Portsmouth
What goes around: Windmill gets another turn
10:56 AM EDT on Thursday, August 21, 2008
MIDDLETOWN
Sunday was a good day to watch the wind blow.
Visitors came to Paradise Park to see the nearly 200-year-old Boyd’s Wind Grist Mill slowly whirl its eight canvas vanes. The Middletown Historical Society sponsored the event, one of the few times a year the mill spins.
Extra
More than a decade ago, the society commissioned the move of the mill from Portsmouth, where it had sat since 1810, to Middletown as a reflection of the community’s farming history. Aquidneck Island’s residents historically harnessed the wind to grind crops into corn meal and food for animals.
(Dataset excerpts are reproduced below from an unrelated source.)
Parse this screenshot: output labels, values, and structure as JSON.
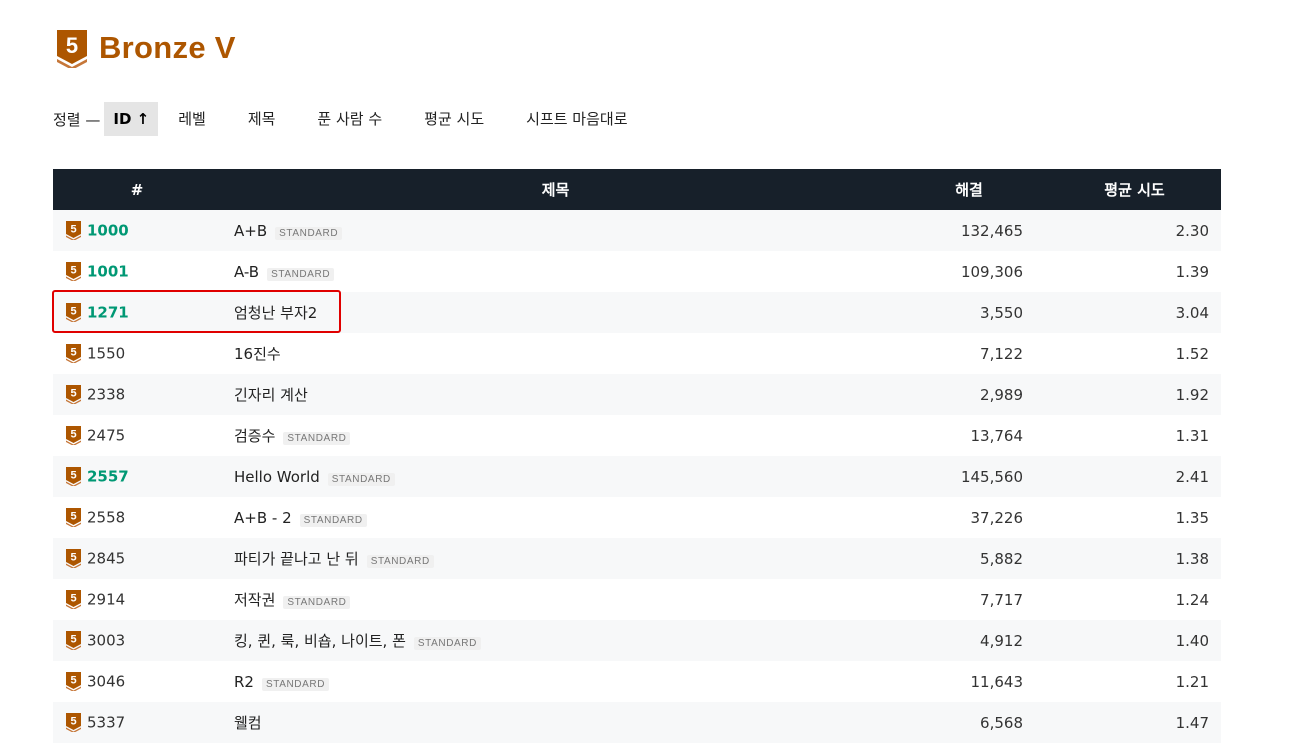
{
  "header": {
    "tier_number": "5",
    "tier_name": "Bronze V",
    "tier_color": "#ad5600"
  },
  "sort": {
    "label": "정렬 —",
    "options": [
      {
        "label": "ID ↑",
        "active": true
      },
      {
        "label": "레벨",
        "active": false
      },
      {
        "label": "제목",
        "active": false
      },
      {
        "label": "푼 사람 수",
        "active": false
      },
      {
        "label": "평균 시도",
        "active": false
      },
      {
        "label": "시프트 마음대로",
        "active": false
      }
    ]
  },
  "table": {
    "headers": {
      "id": "#",
      "title": "제목",
      "solved": "해결",
      "avg": "평균 시도"
    },
    "rows": [
      {
        "id": "1000",
        "solved_by_me": true,
        "title": "A+B",
        "tag": "STANDARD",
        "solved": "132,465",
        "avg": "2.30"
      },
      {
        "id": "1001",
        "solved_by_me": true,
        "title": "A-B",
        "tag": "STANDARD",
        "solved": "109,306",
        "avg": "1.39"
      },
      {
        "id": "1271",
        "solved_by_me": true,
        "title": "엄청난 부자2",
        "tag": "",
        "solved": "3,550",
        "avg": "3.04"
      },
      {
        "id": "1550",
        "solved_by_me": false,
        "title": "16진수",
        "tag": "",
        "solved": "7,122",
        "avg": "1.52"
      },
      {
        "id": "2338",
        "solved_by_me": false,
        "title": "긴자리 계산",
        "tag": "",
        "solved": "2,989",
        "avg": "1.92"
      },
      {
        "id": "2475",
        "solved_by_me": false,
        "title": "검증수",
        "tag": "STANDARD",
        "solved": "13,764",
        "avg": "1.31"
      },
      {
        "id": "2557",
        "solved_by_me": true,
        "title": "Hello World",
        "tag": "STANDARD",
        "solved": "145,560",
        "avg": "2.41"
      },
      {
        "id": "2558",
        "solved_by_me": false,
        "title": "A+B - 2",
        "tag": "STANDARD",
        "solved": "37,226",
        "avg": "1.35"
      },
      {
        "id": "2845",
        "solved_by_me": false,
        "title": "파티가 끝나고 난 뒤",
        "tag": "STANDARD",
        "solved": "5,882",
        "avg": "1.38"
      },
      {
        "id": "2914",
        "solved_by_me": false,
        "title": "저작권",
        "tag": "STANDARD",
        "solved": "7,717",
        "avg": "1.24"
      },
      {
        "id": "3003",
        "solved_by_me": false,
        "title": "킹, 퀸, 룩, 비숍, 나이트, 폰",
        "tag": "STANDARD",
        "solved": "4,912",
        "avg": "1.40"
      },
      {
        "id": "3046",
        "solved_by_me": false,
        "title": "R2",
        "tag": "STANDARD",
        "solved": "11,643",
        "avg": "1.21"
      },
      {
        "id": "5337",
        "solved_by_me": false,
        "title": "웰컴",
        "tag": "",
        "solved": "6,568",
        "avg": "1.47"
      }
    ]
  },
  "colors": {
    "solved_id": "#009874",
    "header_bg": "#17202a",
    "highlight": "#e00000"
  }
}
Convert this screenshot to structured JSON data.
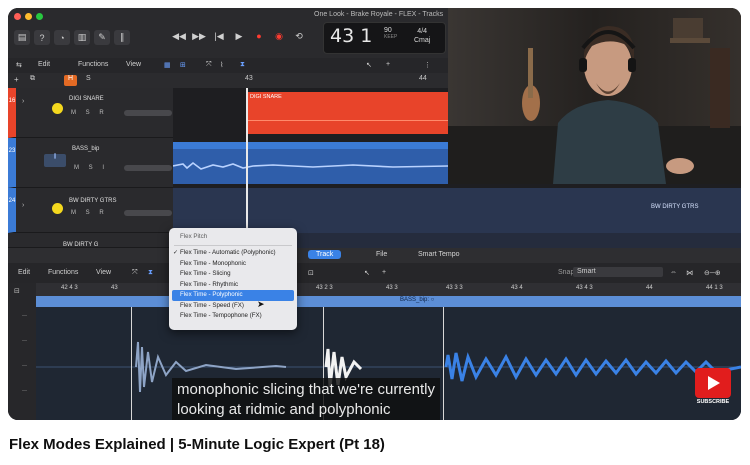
{
  "video_title": "Flex Modes Explained | 5-Minute Logic Expert (Pt 18)",
  "logic": {
    "window_title": "One Look - Brake Royale - FLEX - Tracks",
    "lcd": {
      "bar": "43",
      "beat": "1",
      "tempo": "90",
      "tempo_label": "KEEP",
      "sig": "4/4",
      "key": "Cmaj"
    },
    "menu": {
      "edit": "Edit",
      "functions": "Functions",
      "view": "View"
    },
    "ruler_top": [
      "43",
      "44"
    ],
    "tracks": [
      {
        "number": "16",
        "name": "DIGI SNARE",
        "controls": "M S R",
        "region_label": "DIGI SNARE",
        "color": "#e8442a"
      },
      {
        "number": "23",
        "name": "BASS_bip",
        "controls": "M S I",
        "region_label": "",
        "color": "#3b7bd6"
      },
      {
        "number": "24",
        "name": "BW DIRTY GTRS",
        "controls": "M S R",
        "region_label": "BW DIRTY GTRS",
        "color": "#2c3a52"
      },
      {
        "number": "",
        "name": "BW DIRTY G",
        "controls": "",
        "region_label": "",
        "color": "#2c3a52"
      }
    ],
    "editor": {
      "tabs": [
        "Track",
        "File",
        "Smart Tempo"
      ],
      "active_tab": "Track",
      "menu": {
        "edit": "Edit",
        "functions": "Functions",
        "view": "View"
      },
      "snap_label": "Snap:",
      "snap_value": "Smart",
      "ruler": [
        "42 4 3",
        "43",
        "43 1 3",
        "43 2",
        "43 2 3",
        "43 3",
        "43 3 3",
        "43 4",
        "43 4 3",
        "44",
        "44 1 3"
      ],
      "region_label": "BASS_bip: ○"
    },
    "flex_menu": {
      "header": "Flex Pitch",
      "items": [
        {
          "label": "Flex Time - Automatic (Polyphonic)",
          "checked": true,
          "selected": false
        },
        {
          "label": "Flex Time - Monophonic",
          "checked": false,
          "selected": false
        },
        {
          "label": "Flex Time - Slicing",
          "checked": false,
          "selected": false
        },
        {
          "label": "Flex Time - Rhythmic",
          "checked": false,
          "selected": false
        },
        {
          "label": "Flex Time - Polyphonic",
          "checked": false,
          "selected": true
        },
        {
          "label": "Flex Time - Speed (FX)",
          "checked": false,
          "selected": false
        },
        {
          "label": "Flex Time - Tempophone (FX)",
          "checked": false,
          "selected": false
        }
      ]
    }
  },
  "caption": {
    "line1": "monophonic slicing that we're currently",
    "line2": "looking at ridmic and polyphonic"
  },
  "subscribe_label": "SUBSCRIBE",
  "colors": {
    "selection": "#3a82e6",
    "snare_region": "#e8442a",
    "bass_region": "#3b7bd6",
    "subscribe_red": "#e11d1d"
  }
}
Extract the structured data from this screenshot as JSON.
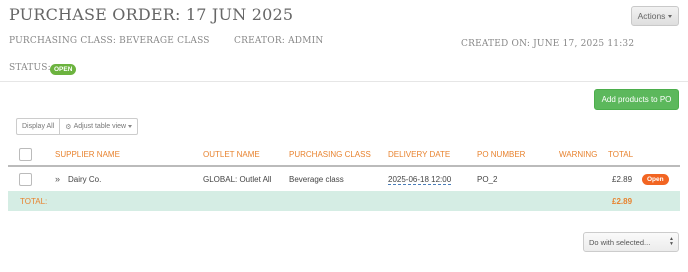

Boyd’s mill is the oldest running mill of its kind in the state and one of only three windmills in the area; others are in Jamestown and at Prescott Farm in Portsmouth. It was named for William Boyd, who leased the mill from its builder, John Peterson, when his own Bristol mill was ruined in a storm.
The mill stayed in operation until 1946, but then fell apart after decades out of service. The Boyd family eventually agreed to donate the mill to the Middletown Historical Society so long as it was removed from the property. Moving and restoring the mill cost more than $250,000 and took more than eight years.